Que penser de la démission de Louis Léger de son poste de chef de cabinet du premier ministre Higgs?

Le chef de cabinet est un poste clé au sein du Cabinet du premier ministre. Il est responsable de tous les employés du bureau qui abrite les conseillers politiques partisans du premier ministre. Dans ce rôle, M. Léger était en contact quotidien avec Blaine Higgs. Son travail consistait à s’assurer que les demandes (ou exigences?) du premier ministre soient prises en compte par les ministres et les hauts fonctionnaires du gouvernement.

Ce rôle est puissant. Le chef de cabinet travaille en grande partie dans les coulisses et agit en tant que gardien du premier ministre. Il détermine qui peut le rencontrer et quelles idées ou propositions peuvent lui être soumises pour examen.
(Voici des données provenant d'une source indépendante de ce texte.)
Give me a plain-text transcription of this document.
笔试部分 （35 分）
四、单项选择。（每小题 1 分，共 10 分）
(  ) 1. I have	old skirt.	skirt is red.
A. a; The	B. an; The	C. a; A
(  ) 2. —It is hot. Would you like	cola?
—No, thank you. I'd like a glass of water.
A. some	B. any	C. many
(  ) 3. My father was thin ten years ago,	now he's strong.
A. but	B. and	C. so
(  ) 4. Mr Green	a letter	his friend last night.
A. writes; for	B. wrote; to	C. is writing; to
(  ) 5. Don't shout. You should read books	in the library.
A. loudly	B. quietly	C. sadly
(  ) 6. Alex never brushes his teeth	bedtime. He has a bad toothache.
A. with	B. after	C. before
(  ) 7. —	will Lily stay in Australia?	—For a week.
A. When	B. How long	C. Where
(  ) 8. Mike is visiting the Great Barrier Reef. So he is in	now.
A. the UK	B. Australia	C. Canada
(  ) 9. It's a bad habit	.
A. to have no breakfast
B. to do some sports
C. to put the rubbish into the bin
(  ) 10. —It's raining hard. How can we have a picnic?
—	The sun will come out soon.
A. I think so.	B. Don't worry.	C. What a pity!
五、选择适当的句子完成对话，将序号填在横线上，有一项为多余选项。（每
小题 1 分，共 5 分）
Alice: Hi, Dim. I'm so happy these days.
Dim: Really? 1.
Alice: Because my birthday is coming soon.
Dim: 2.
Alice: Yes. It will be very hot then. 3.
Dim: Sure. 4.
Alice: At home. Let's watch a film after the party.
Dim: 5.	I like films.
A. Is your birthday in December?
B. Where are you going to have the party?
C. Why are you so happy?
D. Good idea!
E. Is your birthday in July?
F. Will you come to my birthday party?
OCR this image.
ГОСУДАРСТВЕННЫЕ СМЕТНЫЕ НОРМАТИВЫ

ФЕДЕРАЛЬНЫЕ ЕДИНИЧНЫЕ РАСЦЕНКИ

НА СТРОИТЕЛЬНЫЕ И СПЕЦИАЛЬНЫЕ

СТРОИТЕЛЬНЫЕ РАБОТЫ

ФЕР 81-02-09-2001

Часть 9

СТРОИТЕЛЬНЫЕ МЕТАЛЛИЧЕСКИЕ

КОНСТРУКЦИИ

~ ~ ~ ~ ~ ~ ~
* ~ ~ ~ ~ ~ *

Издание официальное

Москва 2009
Ce travail est exigeant. Il est disponible 24 heures sur 24, 7 jours sur 7, et il est toujours prêt à faire face aux imprévus. Il s’assure également que les ministres et les membres du parti restent fidèles au message.

C’est ça le pouvoir!

Mais pourquoi Louis Léger démissionne-t-il maintenant?

C’est une bonne question, mais le roulement de personnel à ce poste n’est pas inhabituel compte tenu de ses exigences. Par exemple, Ian Brodie, l’ancien chef de cabinet de Stephen Harper, a occupé ce poste pendant environ trois ans avant de démissionner. De même, Gerald Butts, le chef de cabinet de Justin Trudeau, a occupé ce poste pendant quatre ans. Quant à M. Léger, il démissionne après 4,5 ans.

Comme il l’a expliqué, il était temps de passer à autre chose, car il ne s’attendait pas à durer aussi longtemps. D’autres activités l’attendent.

Mais sa démission intervient à un moment clé pour M. Higgs et les conservateurs. Des sondages récents montrent que le PC a un soutien de 22% et perd du terrain face aux libéraux qui obtiennent 40% des intentions de vote.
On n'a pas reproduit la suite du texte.